Exercise in the absence of oxygen is anaerobic. Exercise in the absence of adequate iron intake is just plain foolishness. However iron poor blood is the most prevalent deficiency found in athletes, especially women and endurance runners. Iron is a must have for hemoglobin and myoglobin, the two proteins responsible for carrying oxygen throughout our circulatory system. Without it, muscles do not function correctly and their capacity for work is poor. In other words endurance is caput! Signs of iron deficiency include: feeling tired and weak, decreased attention at work and school, difficulty maintaining body temperature (chills) and increased susceptibility to infection. If your exercise performance has declined, ask your physician to test your serum ferritin and hemoglobin levels at your next physical. I've counseled many student athletes who have returned from their first year at college with anemia. Dorm foods are notoriously low in iron and are further compromised by poor eating habits. Iron rich foods include fortified whole grain breads and cereals, lean red meats and poultry, dark green vegetables (think Popeye and spinach), beans, nuts and legumes.

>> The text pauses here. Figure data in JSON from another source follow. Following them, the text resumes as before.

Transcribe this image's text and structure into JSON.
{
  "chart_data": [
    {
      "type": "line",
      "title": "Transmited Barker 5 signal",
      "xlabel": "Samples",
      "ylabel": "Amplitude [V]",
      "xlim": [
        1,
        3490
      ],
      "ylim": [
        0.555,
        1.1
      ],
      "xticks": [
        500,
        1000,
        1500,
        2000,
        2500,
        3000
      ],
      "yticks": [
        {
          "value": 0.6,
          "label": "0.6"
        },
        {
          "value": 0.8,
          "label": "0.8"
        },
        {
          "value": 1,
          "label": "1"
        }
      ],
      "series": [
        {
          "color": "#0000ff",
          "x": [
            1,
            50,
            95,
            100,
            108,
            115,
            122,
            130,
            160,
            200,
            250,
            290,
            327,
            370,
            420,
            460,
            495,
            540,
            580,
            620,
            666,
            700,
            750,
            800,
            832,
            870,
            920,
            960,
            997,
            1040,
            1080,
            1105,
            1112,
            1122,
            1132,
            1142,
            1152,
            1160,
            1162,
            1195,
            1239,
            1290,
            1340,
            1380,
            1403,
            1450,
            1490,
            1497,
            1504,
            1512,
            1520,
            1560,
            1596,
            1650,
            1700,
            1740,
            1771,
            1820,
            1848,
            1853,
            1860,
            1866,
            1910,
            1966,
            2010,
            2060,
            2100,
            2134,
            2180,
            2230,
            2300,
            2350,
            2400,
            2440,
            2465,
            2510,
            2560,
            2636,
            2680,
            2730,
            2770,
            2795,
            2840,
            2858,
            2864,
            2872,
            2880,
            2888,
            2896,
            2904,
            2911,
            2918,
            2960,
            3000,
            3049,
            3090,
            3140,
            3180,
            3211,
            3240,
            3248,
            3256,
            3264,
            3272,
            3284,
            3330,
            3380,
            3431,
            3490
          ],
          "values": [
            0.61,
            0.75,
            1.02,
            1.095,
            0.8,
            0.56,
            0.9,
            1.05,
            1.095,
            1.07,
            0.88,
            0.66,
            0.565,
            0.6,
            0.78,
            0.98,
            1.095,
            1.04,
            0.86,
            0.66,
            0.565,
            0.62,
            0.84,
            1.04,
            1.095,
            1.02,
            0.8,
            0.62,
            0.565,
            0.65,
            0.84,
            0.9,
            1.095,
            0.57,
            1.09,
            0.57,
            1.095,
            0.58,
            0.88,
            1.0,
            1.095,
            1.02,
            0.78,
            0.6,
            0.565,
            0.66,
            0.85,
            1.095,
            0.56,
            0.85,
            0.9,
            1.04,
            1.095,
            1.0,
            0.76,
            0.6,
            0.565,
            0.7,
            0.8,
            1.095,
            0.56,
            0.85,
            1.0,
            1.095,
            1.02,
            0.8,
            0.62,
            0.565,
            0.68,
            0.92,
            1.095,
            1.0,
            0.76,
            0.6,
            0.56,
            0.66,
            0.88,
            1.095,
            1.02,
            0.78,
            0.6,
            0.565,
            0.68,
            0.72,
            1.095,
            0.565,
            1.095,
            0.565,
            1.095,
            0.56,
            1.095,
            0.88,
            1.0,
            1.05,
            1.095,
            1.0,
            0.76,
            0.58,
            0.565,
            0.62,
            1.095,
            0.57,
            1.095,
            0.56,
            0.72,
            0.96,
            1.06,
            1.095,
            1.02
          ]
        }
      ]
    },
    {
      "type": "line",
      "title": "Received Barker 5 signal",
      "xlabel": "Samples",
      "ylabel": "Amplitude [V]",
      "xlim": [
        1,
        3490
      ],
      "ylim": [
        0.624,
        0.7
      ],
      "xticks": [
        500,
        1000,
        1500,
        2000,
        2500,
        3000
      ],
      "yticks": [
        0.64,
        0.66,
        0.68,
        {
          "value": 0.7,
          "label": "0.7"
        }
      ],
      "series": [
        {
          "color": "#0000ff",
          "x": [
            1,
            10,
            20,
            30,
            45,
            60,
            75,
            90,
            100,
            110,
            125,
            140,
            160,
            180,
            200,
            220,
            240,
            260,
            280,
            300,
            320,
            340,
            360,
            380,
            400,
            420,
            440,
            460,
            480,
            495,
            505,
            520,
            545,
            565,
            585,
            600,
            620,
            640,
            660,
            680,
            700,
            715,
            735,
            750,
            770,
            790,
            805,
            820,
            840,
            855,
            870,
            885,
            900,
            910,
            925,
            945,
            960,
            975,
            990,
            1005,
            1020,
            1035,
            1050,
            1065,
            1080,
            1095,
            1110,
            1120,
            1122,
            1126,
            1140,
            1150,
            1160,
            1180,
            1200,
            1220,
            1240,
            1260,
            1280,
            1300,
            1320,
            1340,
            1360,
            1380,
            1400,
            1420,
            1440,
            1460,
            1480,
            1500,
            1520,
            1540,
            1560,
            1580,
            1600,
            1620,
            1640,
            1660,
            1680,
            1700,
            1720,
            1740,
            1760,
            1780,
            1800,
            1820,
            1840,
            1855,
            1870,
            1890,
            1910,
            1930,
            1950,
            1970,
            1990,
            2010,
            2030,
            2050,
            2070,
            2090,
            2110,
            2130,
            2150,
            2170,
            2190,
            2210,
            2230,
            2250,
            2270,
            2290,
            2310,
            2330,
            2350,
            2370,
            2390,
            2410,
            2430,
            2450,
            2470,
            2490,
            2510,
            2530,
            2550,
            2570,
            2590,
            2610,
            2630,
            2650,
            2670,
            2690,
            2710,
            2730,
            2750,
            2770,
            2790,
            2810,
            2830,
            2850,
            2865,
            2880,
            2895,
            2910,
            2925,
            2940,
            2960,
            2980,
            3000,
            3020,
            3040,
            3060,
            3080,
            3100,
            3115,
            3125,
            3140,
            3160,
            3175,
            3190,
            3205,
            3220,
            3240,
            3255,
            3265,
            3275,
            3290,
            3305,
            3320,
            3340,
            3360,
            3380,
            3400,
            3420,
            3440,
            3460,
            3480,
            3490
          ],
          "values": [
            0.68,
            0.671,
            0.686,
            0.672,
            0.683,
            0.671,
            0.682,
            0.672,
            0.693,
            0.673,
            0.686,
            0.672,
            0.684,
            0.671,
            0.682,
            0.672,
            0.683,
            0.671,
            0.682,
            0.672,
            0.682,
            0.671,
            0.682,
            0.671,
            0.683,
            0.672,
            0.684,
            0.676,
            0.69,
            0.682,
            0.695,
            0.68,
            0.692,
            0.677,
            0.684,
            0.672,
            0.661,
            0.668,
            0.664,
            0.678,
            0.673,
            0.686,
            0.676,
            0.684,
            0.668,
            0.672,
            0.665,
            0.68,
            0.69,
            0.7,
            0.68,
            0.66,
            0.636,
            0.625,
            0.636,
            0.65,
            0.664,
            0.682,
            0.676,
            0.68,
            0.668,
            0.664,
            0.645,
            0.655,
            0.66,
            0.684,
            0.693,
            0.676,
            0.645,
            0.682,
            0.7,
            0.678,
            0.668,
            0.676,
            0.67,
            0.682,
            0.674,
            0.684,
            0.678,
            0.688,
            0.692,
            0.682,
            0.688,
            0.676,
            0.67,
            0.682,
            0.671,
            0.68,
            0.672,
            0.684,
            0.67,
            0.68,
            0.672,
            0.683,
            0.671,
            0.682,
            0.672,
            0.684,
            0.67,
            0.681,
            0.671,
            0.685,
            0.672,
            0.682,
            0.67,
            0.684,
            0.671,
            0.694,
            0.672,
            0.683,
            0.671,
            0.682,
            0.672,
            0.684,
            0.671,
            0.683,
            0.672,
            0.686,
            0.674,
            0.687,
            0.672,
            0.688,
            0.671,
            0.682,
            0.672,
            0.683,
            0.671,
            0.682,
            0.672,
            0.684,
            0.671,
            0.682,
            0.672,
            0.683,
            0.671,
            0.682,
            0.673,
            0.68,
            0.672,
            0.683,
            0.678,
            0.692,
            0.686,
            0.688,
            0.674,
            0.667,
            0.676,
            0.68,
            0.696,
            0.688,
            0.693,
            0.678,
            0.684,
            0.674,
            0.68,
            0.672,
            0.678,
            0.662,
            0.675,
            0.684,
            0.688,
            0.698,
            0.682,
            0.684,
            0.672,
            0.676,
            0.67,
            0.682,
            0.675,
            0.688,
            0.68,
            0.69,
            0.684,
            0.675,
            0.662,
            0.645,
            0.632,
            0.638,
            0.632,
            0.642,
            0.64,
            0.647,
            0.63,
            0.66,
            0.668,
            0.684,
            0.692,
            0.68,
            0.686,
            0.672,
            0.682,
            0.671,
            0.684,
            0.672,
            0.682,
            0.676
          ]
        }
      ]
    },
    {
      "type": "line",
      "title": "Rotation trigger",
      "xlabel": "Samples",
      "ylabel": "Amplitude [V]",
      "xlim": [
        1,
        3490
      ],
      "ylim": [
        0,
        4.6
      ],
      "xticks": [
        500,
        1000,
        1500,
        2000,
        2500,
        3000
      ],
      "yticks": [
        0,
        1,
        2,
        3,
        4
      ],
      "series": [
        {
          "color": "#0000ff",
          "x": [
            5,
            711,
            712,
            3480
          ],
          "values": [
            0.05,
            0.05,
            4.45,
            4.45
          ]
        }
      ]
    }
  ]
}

Vitamin C helps iron get absorbed so have a side of orange juice with your cereal in the morning. For more on iron go to:

B Vitamins, Very Energizing

Many of you may be familiar with the link between B vitamins and energy because of their renewed rise in status due to designer waters and energy drinks. While I'm not an advocate of either of these beverages there is a connection. Thiamine, riboflavin, pyridoxine (B6), and biotin are involved in the creation of energy during exercise. Folate and B12 are needed to build red blood cells, make protein and repair tissue. Severe deficiency of B12 and folate may result in anemia causing poor endurance and easily fatigued muscles. The research to date has been limited but does indicate that exercise may increase your needs for these vitamins by as much as twice the recommended amount. However, B vitamins should be plentiful in your athletic carbohydrate rich diet that includes breads, whole grains and cereals, green leafy vegetables, fortified orange juice and red meat. There's no need to reach for the drinks with hyped up names. Sorry Red Bull, Monster and Vitaminwater, no plugs for you!

Wednesday, July 1, 2009

Calcium and Vitamin D

Bone density is maximized by age 30. Building strong, healthy bones is of primary importance in children and young adults, and maintaining those stores is important throughout adulthood. Athletes often meet key characteristics for keeping bones strong which include regular weight bearing activities, not smoking and the use of alcohol in moderation. However, 55% of males and 78% of females > age 20 do not consume enough calcium. Even if they do consume calcium rich foods, many Michigan athletes train indoors 2/3rds of the year limiting their sun exposure which in addition to dairy is a good source of Vitamin D, a requirement for calcium absorption. Calcium rich sources include: low fat milk, yogurt and ice cream, calcium fortified orange juice (good source of Vitamin C & Potassium), salmon (omega 6) soybeans and baked beans (iron and fiber). Vitamin D rich sources beyond dairy include: salmon, mackerel, tuna, shrimp and some margarines. Inadequate intake of calcium and vitamin D increases your risk for low bone-mineral density and stress fractures which will take you off the running circuit for the season. To determine your specific calcium and vitamin D requirements and learn more about these nutrients visit:

If you take a multivitamin don’t assume your calcium and Vitamin D needs are covered. Iron interferes with calcium absorption; so many brands don’t include it. The above sites discuss dosage, timing and selection tips in addition to current research.